The Truth About Disordered Eating: What It Is, What It’s Not, and How to Break Free
May 7, 2025
Welcome Jodi Dolo—certified nutritionist, personal trainer, transformed athlete, Mindful Muscle co‑host, mom, and health-warrior! Overwhelmed by obesity and high blood pressure in her 30s, she committed to change—and lost 90+ lbs. in just over a year. Now four-year strong at her maintenance weight.
🚨 From Health Setback to Full Comeback
- Early health setbacks included asthma attacks and alarming heart palpitations.
- Diagnosed with high blood pressure triggered her wake-up call: “This time, no matter what, I’m in it to win it.”
- Career pivot: left sedentary life as a graphic designer and became fitness-certified, built a thriving wellness empire.
🧠 Why Disordered Eating Isn’t the Same as Eating Disorders
- Disordered eating = unhealthy food mindsets and behaviors (not clinical diagnoses like anorexia or bulimia).
- Common signs:
- Chronic dieting or over-restrictive “clean eating”
- Guilt or anxiety over certain foods
- Social avoidance due to food fear
- Obsessive calorie-tracking or excessive exercise
- Around 50–66% of people exhibit some level of disordered eating—it’s way more common than you think.

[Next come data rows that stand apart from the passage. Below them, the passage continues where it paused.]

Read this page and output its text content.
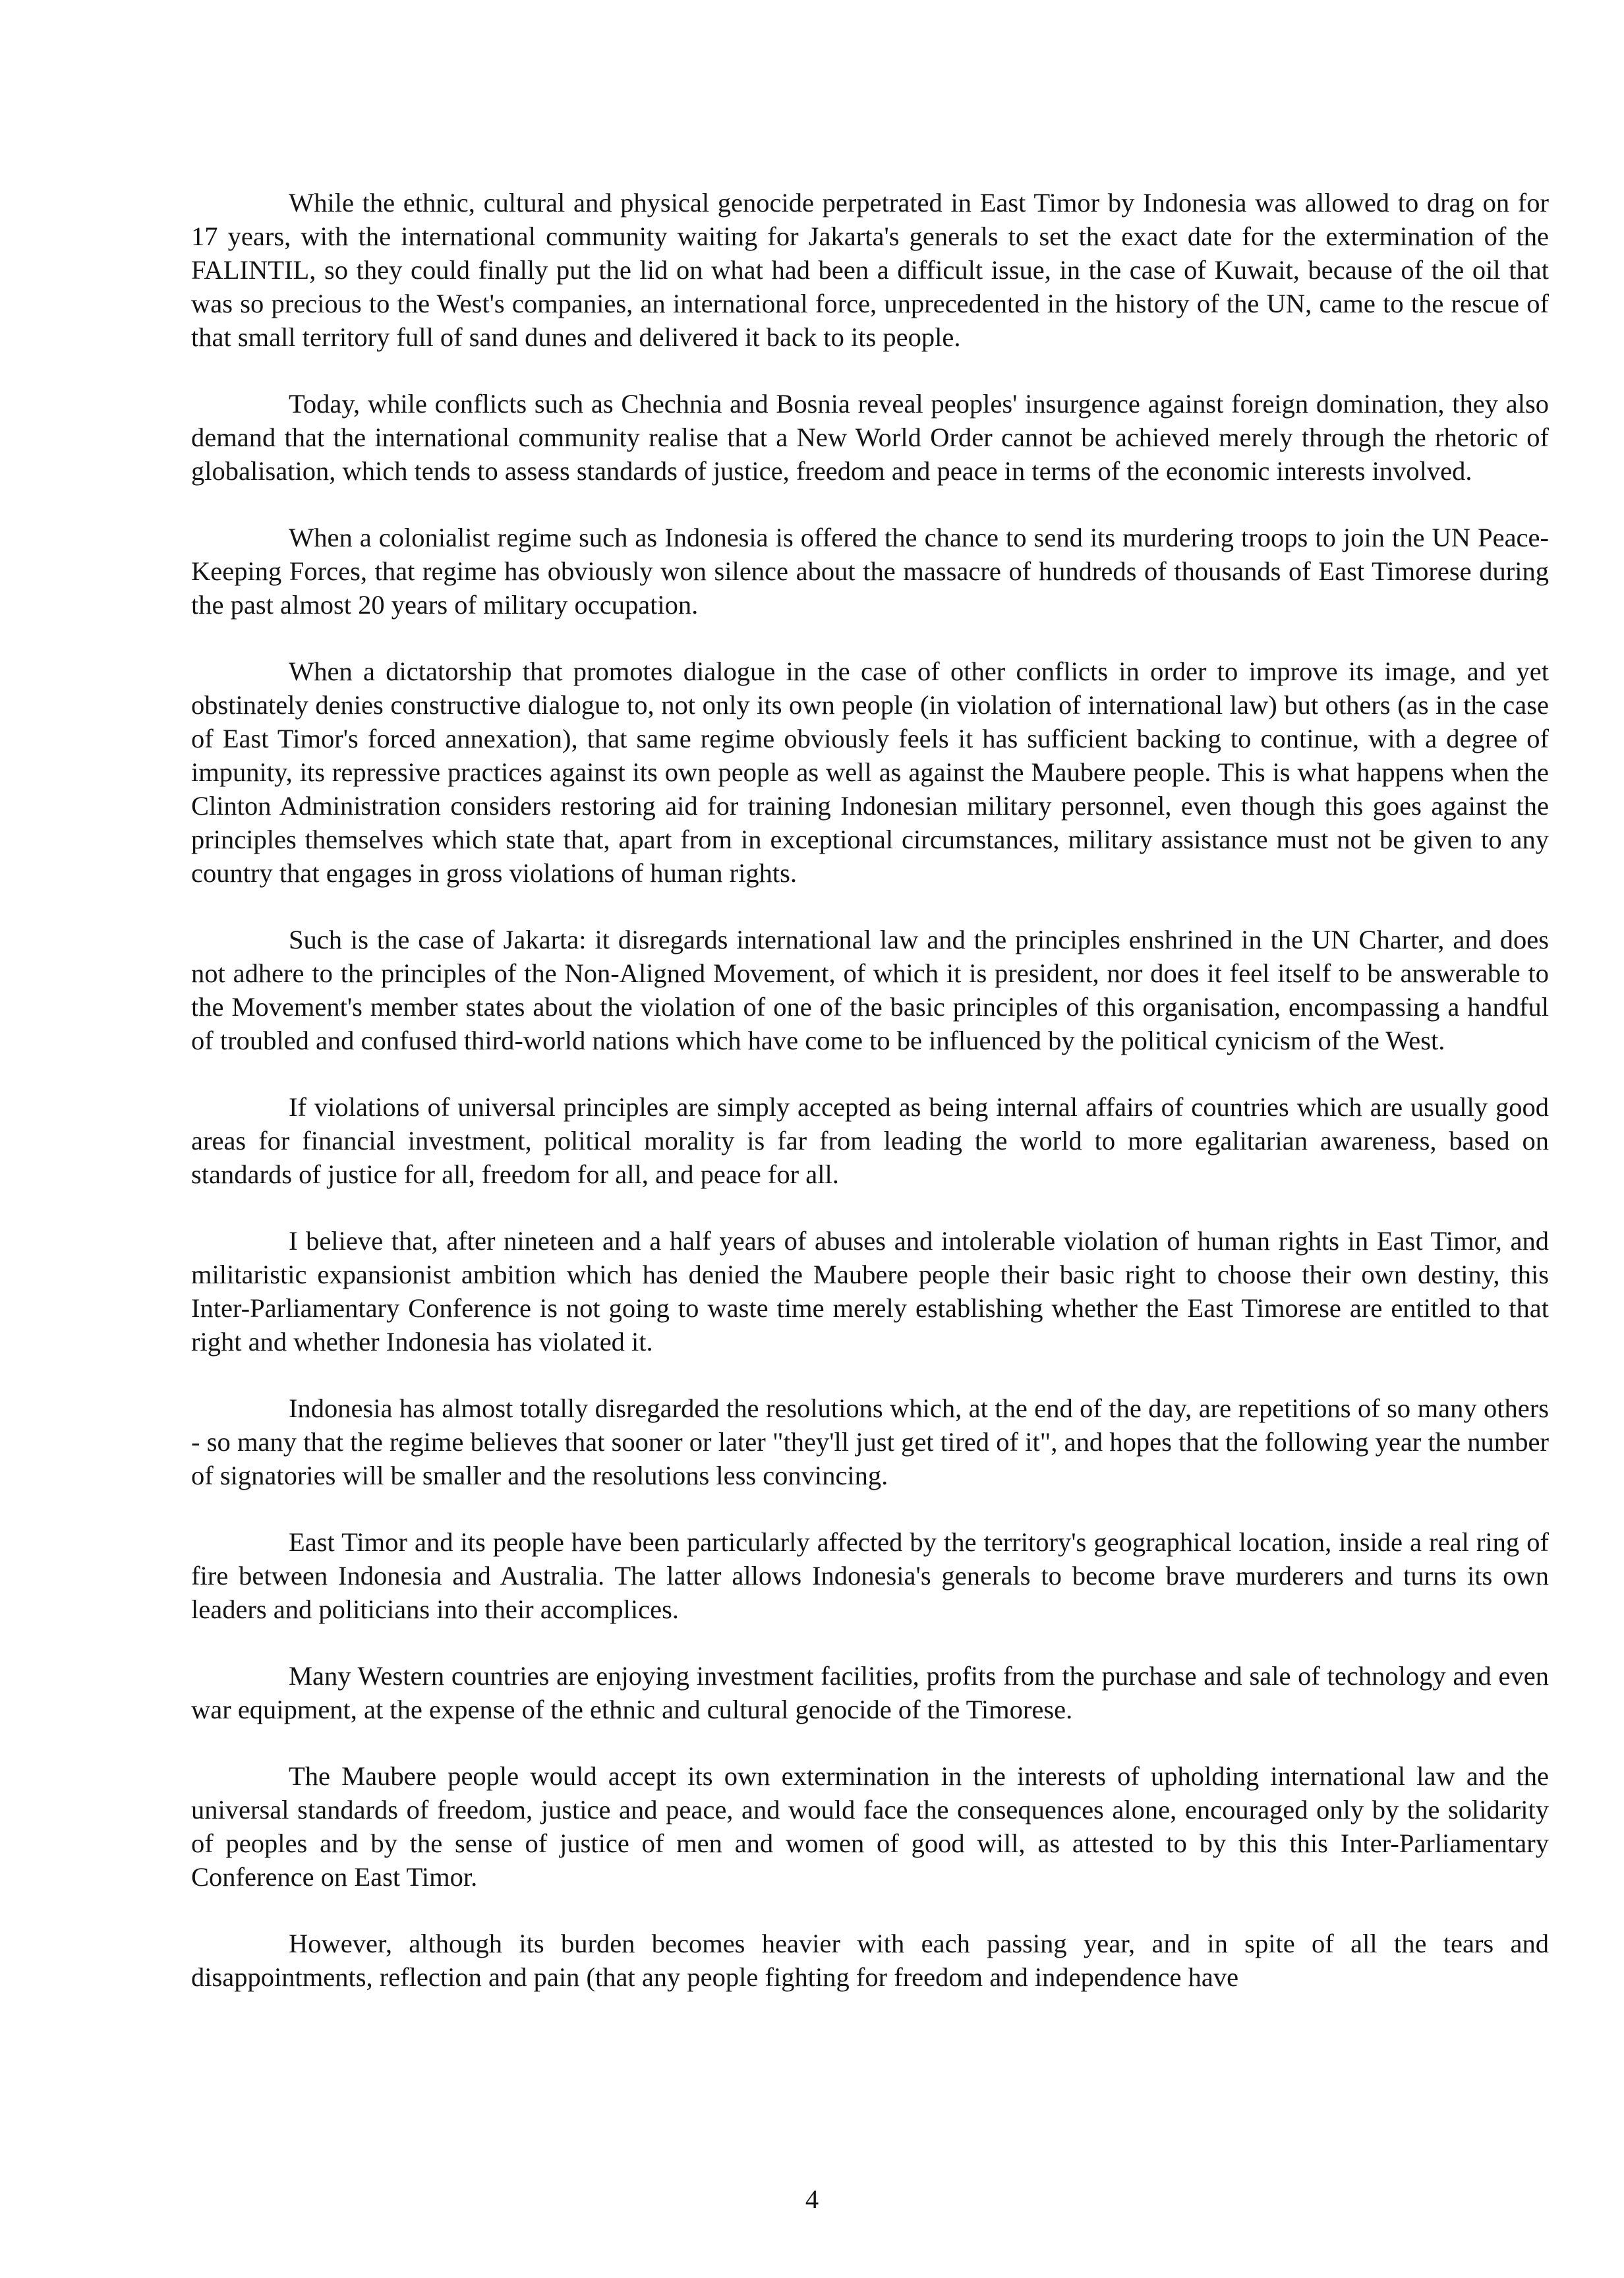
While the ethnic, cultural and physical genocide perpetrated in East Timor by Indonesia was allowed to drag on for 17 years, with the international community waiting for Jakarta's generals to set the exact date for the extermination of the FALINTIL, so they could finally put the lid on what had been a difficult issue, in the case of Kuwait, because of the oil that was so precious to the West's companies, an international force, unprecedented in the history of the UN, came to the rescue of that small territory full of sand dunes and delivered it back to its people.

Today, while conflicts such as Chechnia and Bosnia reveal peoples' insurgence against foreign domination, they also demand that the international community realise that a New World Order cannot be achieved merely through the rhetoric of globalisation, which tends to assess standards of justice, freedom and peace in terms of the economic interests involved.

When a colonialist regime such as Indonesia is offered the chance to send its murdering troops to join the UN Peace-Keeping Forces, that regime has obviously won silence about the massacre of hundreds of thousands of East Timorese during the past almost 20 years of military occupation.

When a dictatorship that promotes dialogue in the case of other conflicts in order to improve its image, and yet obstinately denies constructive dialogue to, not only its own people (in violation of international law) but others (as in the case of East Timor's forced annexation), that same regime obviously feels it has sufficient backing to continue, with a degree of impunity, its repressive practices against its own people as well as against the Maubere people. This is what happens when the Clinton Administration considers restoring aid for training Indonesian military personnel, even though this goes against the principles themselves which state that, apart from in exceptional circumstances, military assistance must not be given to any country that engages in gross violations of human rights.

Such is the case of Jakarta: it disregards international law and the principles enshrined in the UN Charter, and does not adhere to the principles of the Non-Aligned Movement, of which it is president, nor does it feel itself to be answerable to the Movement's member states about the violation of one of the basic principles of this organisation, encompassing a handful of troubled and confused third-world nations which have come to be influenced by the political cynicism of the West.

If violations of universal principles are simply accepted as being internal affairs of countries which are usually good areas for financial investment, political morality is far from leading the world to more egalitarian awareness, based on standards of justice for all, freedom for all, and peace for all.

I believe that, after nineteen and a half years of abuses and intolerable violation of human rights in East Timor, and militaristic expansionist ambition which has denied the Maubere people their basic right to choose their own destiny, this Inter-Parliamentary Conference is not going to waste time merely establishing whether the East Timorese are entitled to that right and whether Indonesia has violated it.

Indonesia has almost totally disregarded the resolutions which, at the end of the day, are repetitions of so many others - so many that the regime believes that sooner or later "they'll just get tired of it", and hopes that the following year the number of signatories will be smaller and the resolutions less convincing.

East Timor and its people have been particularly affected by the territory's geographical location, inside a real ring of fire between Indonesia and Australia. The latter allows Indonesia's generals to become brave murderers and turns its own leaders and politicians into their accomplices.

Many Western countries are enjoying investment facilities, profits from the purchase and sale of technology and even war equipment, at the expense of the ethnic and cultural genocide of the Timorese.

The Maubere people would accept its own extermination in the interests of upholding international law and the universal standards of freedom, justice and peace, and would face the consequences alone, encouraged only by the solidarity of peoples and by the sense of justice of men and women of good will, as attested to by this this Inter-Parliamentary Conference on East Timor.

However, although its burden becomes heavier with each passing year, and in spite of all the tears and disappointments, reflection and pain (that any people fighting for freedom and independence have

4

❌ Drop “Cheat Day” & Toxic Food Language
- Calling meals “good” or “bad” fosters guilt cycles.
- Cheat days? A red flag for restrictive, unsustainable eating.
- Instead:
- Do 80% real, nourishing food + 20% flexible indulgence
- Ditch rigid rules—for sustainable, stress-free nutrition
🧩 Build a Sustainable Relationship with Food
- One-Ingredient Wisdom – Stick to whole foods (fruits, veggies, meats, nuts) most of the time.
- Protein-Powered – Aim for protein at every meal before adding fats and carbs.
- Learn the “Why” – Understand nutrition psychology—go beyond meal plans.
- Create Flexibility – Phased approach: rebuild/rebody → maintain → adapt for life stages.
- Change the Language – Words matter. Reframe your internal dialogue around food and self-worth.
🌟 Leading by Example: The Mom Effect
- Kids watch everything—your self-talk, behaviors, and self-care routines.
- "My daughter once said, ‘Mom’s gonna live past 100 because she takes care of herself.’"
- Your healthy habits send a powerful message to the next generation.
🧭 Final Takeaways From Jodi
- Words matter: Stop labeling foods “good” or “bad”—it hatches guilt and failure cycles.
- Cheat-day thinking? If you need one, it’s a sign your diet is too rigid—reassess.
- Sustainability > speed: Quick-fix diets don’t last; lifelong habits do.